Previous processes have failed to take advantage of the higher vacuums available from standard oil sealed vacuum pumps. Typically, as described by both McGann et al and Cochran et al , vacuums are limited from about 26 to 28 inches of mercury (in Hg) vacuum or 97 to 49 mm Hg absolute pressure. Standard oil sealed vacuum pumps can supply end vacuums of 29.9 in Hg vacuum or less than 1 mm Hg absolute pressure. These referenced processes use vacuums which do not readily remove contaminants such as water vapor and volatile at room temperatures. At room temperature, the vapor pressure of water is approximately 20 mm Hg. absolute. Volatile vapor pressures are around 5 mm Hg absolute. In order for a 28 in Hg vacuum to remove unwanted contaminants, such as water vapor and volatile, the temperature must be increased which advances the resin toward its cured state.
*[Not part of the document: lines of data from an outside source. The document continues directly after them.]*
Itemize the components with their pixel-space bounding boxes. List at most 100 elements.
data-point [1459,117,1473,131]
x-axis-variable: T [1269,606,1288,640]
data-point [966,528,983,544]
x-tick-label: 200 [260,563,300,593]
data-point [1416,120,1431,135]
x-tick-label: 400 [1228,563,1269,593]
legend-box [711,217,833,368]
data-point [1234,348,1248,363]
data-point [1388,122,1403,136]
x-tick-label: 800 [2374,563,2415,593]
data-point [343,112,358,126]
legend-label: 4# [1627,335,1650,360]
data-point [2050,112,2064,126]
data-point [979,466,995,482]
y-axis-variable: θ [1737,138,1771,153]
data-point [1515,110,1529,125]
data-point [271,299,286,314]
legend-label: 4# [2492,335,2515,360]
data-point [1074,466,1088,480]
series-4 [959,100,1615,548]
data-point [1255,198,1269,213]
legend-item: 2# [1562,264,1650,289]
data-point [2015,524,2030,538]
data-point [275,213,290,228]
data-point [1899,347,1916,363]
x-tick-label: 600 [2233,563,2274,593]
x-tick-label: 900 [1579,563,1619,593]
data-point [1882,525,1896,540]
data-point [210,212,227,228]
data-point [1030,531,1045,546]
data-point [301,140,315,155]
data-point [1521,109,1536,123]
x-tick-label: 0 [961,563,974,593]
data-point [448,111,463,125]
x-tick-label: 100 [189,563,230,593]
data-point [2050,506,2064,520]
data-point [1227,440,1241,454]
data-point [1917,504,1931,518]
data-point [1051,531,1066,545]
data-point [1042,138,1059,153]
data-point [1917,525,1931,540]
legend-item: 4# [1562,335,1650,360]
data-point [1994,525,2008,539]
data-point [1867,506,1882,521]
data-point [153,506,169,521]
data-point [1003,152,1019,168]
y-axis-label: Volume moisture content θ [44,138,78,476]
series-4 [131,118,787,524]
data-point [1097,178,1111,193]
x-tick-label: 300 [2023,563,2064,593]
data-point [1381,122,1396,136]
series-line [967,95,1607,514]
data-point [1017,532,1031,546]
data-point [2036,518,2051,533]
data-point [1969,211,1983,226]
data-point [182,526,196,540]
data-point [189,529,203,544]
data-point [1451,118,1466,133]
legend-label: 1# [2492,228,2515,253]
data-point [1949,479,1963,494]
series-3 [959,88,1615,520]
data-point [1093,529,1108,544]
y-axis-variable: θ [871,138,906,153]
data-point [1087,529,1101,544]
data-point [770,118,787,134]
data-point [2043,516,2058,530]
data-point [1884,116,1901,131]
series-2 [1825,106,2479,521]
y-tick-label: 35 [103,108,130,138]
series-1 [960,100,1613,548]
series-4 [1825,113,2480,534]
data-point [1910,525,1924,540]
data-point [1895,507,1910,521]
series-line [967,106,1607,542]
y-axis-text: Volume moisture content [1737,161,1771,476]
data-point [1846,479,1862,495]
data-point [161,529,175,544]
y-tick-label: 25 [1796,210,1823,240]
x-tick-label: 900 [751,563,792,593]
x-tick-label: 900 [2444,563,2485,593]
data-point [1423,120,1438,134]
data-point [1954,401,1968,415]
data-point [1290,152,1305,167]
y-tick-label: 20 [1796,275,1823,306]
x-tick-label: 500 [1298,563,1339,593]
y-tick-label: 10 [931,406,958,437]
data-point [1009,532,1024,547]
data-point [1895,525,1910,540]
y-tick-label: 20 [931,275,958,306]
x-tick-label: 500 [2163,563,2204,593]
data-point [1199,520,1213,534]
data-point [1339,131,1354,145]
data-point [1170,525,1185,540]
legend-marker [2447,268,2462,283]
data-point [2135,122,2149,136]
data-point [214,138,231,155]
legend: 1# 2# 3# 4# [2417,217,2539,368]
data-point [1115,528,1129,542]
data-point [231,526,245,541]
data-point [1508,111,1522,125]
Normally, fiber reinforced thermoplastic resin prepregs are stored frozen in order to prevent them from advancing toward a cured state thereby increasing their shelf life. Frozen storage often causes water vapor to be trapped in the prepreg, contaminating the lay-up and lowering the interlaminar shear strength. Use of pressures less than 20 mm Hg promotes removal of this contaminant at room temperature and does not advance the resin toward its cured state. U.S. Pat. Nos. 5,116,216 and 5,236,646 both state that theoretically, it is advisable to maintain as high a vacuum as possible in the inner chamber, yet they limit vacuums to about 28 in Hg which is not sufficient to remove water vapor and most volatile at ambient temperatures. U.S. Pat. No. 4,421,589 to Armini et al (1983) and U.S. Pat. No. 4,944,589 to Ishikawa et al (1990) discuss the advantages of using process vacuums of around 1 mm Hg absolute but these references are not concerned with the production of fiber reinforced prepregs.
Autoclaves and ovens use heated gases and forced convection to provide the temperature needed to soften the resin prior to consolidation of the composite laminate. "Hotspots" can develop within the lay-up causing the resin in some areas to advance more rapidly toward cure than resin in other areas. The ideal method of heating a lay-up would be to evenly heat only the plurality of prepregs. Since it would be difficult to accomplish this goal, the best approach is to heat only the lay-up and tool. Heating elements placed under the tool was demonstrated by McGann et al but this method does not take into account the various thickness necessary in many lay-ups. Heated blankets have also been used as in Cochran et al but, again, this method does not take into account the various thickness of a lay-up.